The exhibition intends to highlight how most of this architecture is targeted at a particular group. Eley adds, “From a design perspective, hostile architecture is quite intelligent because it’s been designed for a very specific purpose.
“Look at the Camden bench – it won a lot of different awards but it was designed so that the homeless can’t sleep on it.” While he agrees that the designs are “less appealing as a social concept”, Eley argues that they are undeniably “fit for purpose”.
The more visual parts of the exhibition include fake CCTV cameras and signs reading things like “Smile, you’re on CCTV” and “beware of the dog”. These semiotics used in real life are a more complex kind of hostile architecture, according to Eley.
He says, “With graphic representations in place you sometimes don’t even need a real camera. It’s a similar idea with speed camera signs – the threat is enough.” Eley also mentions the similarities between this concept and the design of an 18th-century Panopticon – a circular prison where prisoners are being watched, but couldn’t see who was watching.
Dn&co also devised the design identity for the exhibition. Eley says that the goal was to create something “graphically arresting that would unify and harmonise all of these different elements of hostile architecture.”
The bright acid yellow and bright orange vinyl are meant to invoke hazardous imagery and “clearly meant to be disruptive”, says Eley. He adds that the mono typeface intends to give a sense of the “autocratic visual look” and appear “totally legible but not very friendly.”

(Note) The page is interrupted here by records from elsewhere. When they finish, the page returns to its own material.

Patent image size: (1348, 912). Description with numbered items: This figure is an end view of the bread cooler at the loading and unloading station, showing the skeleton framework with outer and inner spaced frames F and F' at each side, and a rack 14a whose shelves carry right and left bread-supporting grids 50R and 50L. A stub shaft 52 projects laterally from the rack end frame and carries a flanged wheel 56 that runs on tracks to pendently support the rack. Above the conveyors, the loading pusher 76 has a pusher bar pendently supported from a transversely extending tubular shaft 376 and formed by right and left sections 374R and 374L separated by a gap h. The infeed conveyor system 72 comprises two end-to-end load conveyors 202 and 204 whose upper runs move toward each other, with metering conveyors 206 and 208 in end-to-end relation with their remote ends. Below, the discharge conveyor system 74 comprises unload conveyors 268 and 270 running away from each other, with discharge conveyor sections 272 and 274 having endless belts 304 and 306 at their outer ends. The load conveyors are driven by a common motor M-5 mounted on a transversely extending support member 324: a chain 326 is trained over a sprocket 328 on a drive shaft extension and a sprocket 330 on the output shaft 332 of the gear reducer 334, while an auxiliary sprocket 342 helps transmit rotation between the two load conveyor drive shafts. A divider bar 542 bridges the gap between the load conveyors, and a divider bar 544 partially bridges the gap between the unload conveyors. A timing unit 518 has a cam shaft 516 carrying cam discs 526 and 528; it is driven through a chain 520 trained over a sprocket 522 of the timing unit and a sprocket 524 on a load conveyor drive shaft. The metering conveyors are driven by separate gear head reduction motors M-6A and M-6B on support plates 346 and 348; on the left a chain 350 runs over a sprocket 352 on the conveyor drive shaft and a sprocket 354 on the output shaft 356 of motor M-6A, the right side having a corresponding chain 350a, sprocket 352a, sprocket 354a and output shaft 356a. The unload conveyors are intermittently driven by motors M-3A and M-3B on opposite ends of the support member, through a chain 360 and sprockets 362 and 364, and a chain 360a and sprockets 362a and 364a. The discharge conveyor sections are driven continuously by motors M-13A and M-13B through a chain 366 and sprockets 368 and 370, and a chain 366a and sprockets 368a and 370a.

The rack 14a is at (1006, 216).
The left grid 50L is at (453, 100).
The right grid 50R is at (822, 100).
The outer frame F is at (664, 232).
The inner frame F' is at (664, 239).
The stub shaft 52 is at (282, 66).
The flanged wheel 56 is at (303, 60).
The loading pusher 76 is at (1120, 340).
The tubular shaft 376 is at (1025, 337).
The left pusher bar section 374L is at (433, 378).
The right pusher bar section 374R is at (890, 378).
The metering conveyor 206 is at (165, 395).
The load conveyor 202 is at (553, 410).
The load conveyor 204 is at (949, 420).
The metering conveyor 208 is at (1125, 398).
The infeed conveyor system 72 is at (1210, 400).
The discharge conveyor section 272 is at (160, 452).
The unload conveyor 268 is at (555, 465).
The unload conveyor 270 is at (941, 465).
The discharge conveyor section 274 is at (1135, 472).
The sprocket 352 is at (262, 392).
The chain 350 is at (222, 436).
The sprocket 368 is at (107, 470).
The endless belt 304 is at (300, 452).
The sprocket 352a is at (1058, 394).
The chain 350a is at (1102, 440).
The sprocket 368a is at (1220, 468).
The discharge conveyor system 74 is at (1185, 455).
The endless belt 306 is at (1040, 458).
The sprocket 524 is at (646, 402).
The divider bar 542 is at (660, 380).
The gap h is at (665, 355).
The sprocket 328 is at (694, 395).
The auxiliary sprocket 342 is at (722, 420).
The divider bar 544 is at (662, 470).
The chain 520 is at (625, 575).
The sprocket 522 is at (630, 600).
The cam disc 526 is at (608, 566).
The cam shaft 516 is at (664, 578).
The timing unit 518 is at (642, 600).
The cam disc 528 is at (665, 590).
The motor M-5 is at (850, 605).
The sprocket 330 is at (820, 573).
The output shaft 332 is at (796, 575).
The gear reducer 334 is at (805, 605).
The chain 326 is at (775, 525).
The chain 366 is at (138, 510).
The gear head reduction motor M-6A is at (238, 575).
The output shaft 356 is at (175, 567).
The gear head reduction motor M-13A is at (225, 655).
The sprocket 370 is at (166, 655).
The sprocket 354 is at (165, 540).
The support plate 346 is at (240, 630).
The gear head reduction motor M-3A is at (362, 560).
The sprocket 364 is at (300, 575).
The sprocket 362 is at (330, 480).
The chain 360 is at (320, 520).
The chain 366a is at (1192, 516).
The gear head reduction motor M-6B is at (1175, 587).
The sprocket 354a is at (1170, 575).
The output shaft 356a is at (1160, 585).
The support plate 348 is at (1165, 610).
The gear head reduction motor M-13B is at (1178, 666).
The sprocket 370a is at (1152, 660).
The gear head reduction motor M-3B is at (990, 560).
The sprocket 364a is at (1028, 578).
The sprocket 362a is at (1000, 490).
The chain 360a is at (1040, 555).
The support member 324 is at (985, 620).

Even the brochure that explains the exhibition is designed to be “purposely awkward and difficult to get in to”, taking the symbolism of the architecture even further, says the studio.
Though many people have a negative visceral response to defensive design, Dn&co wants to use the exhibition to encourage debate.
Eley says, “It’s very easy to say that defensive architecture is horrible and nasty but there are some examples where it actually could be useful. For example, stopping pigeons nesting in a very public area on a bridge will mean less clean up needed on the pavements.”
From a design point of view, he describes the architecture as “fascinating”. He says, “Think about the spikes that are used to stop pigeons nesting; there are hundreds of different versions of these things and they’re all slightly aesthetically different.”
The design team also say that creating something more outwardly hostile in the pain section was interesting for them, specifically “the word ouch in a drop shadow wave of spikes”.
Summing up a crucial purpose of the exhibition design, Eley explains how “we often don’t notice things that don’t directly affect us”. The Uncivic Space aims to bring this to our attention.
The exhibition is running for the duration of the London Festival of Architecture (until 26 June).